Rezepte

Rehrücken mit Petersilienwurzel und Quitten-Schalotten-Kompott

für 4 Personen

Für den Rehrücken und
die Petersilienwurzel:

1 Rehrücken ohne
Knochen (ca. 1 kg)
16 Scheiben Lardo Speck
je 2 Lorbeerblätter,
Wacholderbeeren,
Rosmarinzweige
250 g Kartoffeln, gewürfelt
350 g Petersilienwurzel,
gewürfelt
je 200 ml Milch und Sahne

Für das Kompott:
50 g durchwachsener
Speck ohne Schwarte,
gewürfelt
500 g Quitten, in
Scheiben geschnitten
2 Zweige Thymian
200 g Schalotten, gewürfelt
100 ml Rotwein
200 ml Wildfond
1 EL Wildpreiselbeeren

Außerdem benötigen Sie:
Butterschmalz
Salz, frisch gemahlenen
schwarzen Pfeffer
Zucker
Muskat
Aceto Balsamico

ZUBEREITUNG

Kartoffeln und Petersilienwurzeln in Butter andünsten. Mit Milch und Sahne aufgießen, weich kochen. Die Masse pürieren, mit Salz, Pfeffer und Muskat abschmecken. Warm halten.

Rehrücken von der Silberhaut befreien. Mit Salz und Pfeffer würzen und mit dünnen Speckscheiben umwickeln. Ofen auf 100°C vorheizen. Das Fleisch zusammen mit Lorbeerblättern, Rosmarin und Wacholderbeeren rundherum 1–2 Min. in Butterschmalz in der Pfanne anbraten. Das Fleisch herausnehmen ca. 15 Min. im Ofen rosa garen. Anschließend beiseite stellen und 10 Min. an einem warmen Ort ruhen lassen.

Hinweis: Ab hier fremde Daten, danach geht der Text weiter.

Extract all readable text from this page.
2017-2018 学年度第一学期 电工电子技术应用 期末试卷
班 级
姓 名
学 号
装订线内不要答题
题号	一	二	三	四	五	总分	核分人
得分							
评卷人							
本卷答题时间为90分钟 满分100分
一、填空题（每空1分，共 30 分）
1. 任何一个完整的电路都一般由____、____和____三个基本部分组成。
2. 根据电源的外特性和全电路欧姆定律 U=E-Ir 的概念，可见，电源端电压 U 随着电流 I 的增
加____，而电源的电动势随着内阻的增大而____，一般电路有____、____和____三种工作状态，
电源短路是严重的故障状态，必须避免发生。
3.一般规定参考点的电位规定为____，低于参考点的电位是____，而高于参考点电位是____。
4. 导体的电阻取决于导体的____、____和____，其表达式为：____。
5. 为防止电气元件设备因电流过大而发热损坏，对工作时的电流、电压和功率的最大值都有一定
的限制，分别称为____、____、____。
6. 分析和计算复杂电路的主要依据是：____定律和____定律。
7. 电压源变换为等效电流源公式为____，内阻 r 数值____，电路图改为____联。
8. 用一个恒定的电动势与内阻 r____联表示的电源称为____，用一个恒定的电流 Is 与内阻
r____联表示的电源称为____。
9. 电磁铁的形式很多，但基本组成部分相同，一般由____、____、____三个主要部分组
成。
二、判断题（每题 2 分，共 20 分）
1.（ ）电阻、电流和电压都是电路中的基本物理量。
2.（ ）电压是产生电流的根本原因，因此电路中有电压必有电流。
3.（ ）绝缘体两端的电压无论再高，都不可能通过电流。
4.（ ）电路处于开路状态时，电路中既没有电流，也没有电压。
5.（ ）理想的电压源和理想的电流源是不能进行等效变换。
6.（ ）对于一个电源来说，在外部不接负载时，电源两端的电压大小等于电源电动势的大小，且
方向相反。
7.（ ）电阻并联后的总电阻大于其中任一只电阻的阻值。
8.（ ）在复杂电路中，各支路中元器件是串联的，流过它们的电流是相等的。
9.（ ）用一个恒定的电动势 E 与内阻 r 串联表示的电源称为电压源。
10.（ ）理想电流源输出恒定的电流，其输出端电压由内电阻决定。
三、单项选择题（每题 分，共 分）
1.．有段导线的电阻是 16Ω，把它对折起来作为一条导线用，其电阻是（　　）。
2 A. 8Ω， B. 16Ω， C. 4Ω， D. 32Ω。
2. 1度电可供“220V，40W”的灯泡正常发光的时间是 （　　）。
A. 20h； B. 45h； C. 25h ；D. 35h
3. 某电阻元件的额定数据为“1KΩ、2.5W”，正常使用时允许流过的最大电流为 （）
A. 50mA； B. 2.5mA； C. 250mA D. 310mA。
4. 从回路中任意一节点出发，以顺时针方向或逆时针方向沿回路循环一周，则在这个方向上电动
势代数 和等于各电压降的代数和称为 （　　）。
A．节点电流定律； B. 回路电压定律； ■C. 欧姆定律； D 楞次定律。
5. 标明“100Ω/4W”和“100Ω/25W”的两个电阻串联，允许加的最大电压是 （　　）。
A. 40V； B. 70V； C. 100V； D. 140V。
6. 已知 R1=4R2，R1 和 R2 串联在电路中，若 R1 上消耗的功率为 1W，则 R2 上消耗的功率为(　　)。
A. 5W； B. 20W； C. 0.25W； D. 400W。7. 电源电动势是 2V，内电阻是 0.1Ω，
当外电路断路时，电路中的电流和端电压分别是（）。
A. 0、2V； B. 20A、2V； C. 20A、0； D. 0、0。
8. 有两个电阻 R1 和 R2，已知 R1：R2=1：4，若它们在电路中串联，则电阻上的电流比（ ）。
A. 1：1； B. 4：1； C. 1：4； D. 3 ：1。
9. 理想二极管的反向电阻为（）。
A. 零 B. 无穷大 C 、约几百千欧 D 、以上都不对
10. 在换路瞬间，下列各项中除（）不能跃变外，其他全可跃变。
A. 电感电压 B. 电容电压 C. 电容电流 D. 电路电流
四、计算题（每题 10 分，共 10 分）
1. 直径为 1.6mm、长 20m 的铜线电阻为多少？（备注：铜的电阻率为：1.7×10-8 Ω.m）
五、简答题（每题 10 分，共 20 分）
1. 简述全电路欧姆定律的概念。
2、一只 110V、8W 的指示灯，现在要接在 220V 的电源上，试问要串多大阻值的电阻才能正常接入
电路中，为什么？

Den Speck knusprig ausbraten, aus der Pfanne nehmen und abtropfen lassen. Quittenscheiben von beiden Seiten bei mittlerer Hitze braten. Mit Salz, etwas Zucker und Thymian würzen. Quitten herausnehmen, Schalotten hineingeben und bei etwas stärkerer Hitze anbraten, salzen und mit Zucker karamellisieren. Nach und nach mit Rotwein ablöschen, diesen dabei immer verdampfen lassen. Insgesamt 10 Min. schmoren, dann Wildfond und Quitten dazugeben und erwärmen. Abschließend den Speck hinzugeben und mit Balsamico und Pfeffer würzen.

...wir wünschen guten Appetit!

WEINEMPFEHLUNG

2010er Spätburgunder „Cuvée Paradies“, Friedrich Becker, Pfalz

Das Weingut Friedrich Becker aus der südlichen Pfalz gilt als eines der Aushängeschilder für den deutschen Rotwein. Die Auszeichnungen häufen sich seit Jahren - so sieht z.B. der Gault Millau Beckers Spätburgunder Tafelwein vier Mal in Folge als den besten Rotwein seines Jahrgangs in ganz Deutschland. Dieser Spätburgunder wurde von den sympathischen Beckers speziell für die FrischeParadiese abgefüllt. Ein feinwürziger Rotwein mit allem was man vom Pinot Noir erwarten darf. Bereits in der Nase eine betörende Süße und mustergültig typische Pinotfrucht. Samtig elegant mit feinem Duft und sehr reintönig am Gaumen. Mit seinen Aromen nach reifen Kirschen und der feinen Kräuternote passt er hervorragend zu vielen Wildgerichten.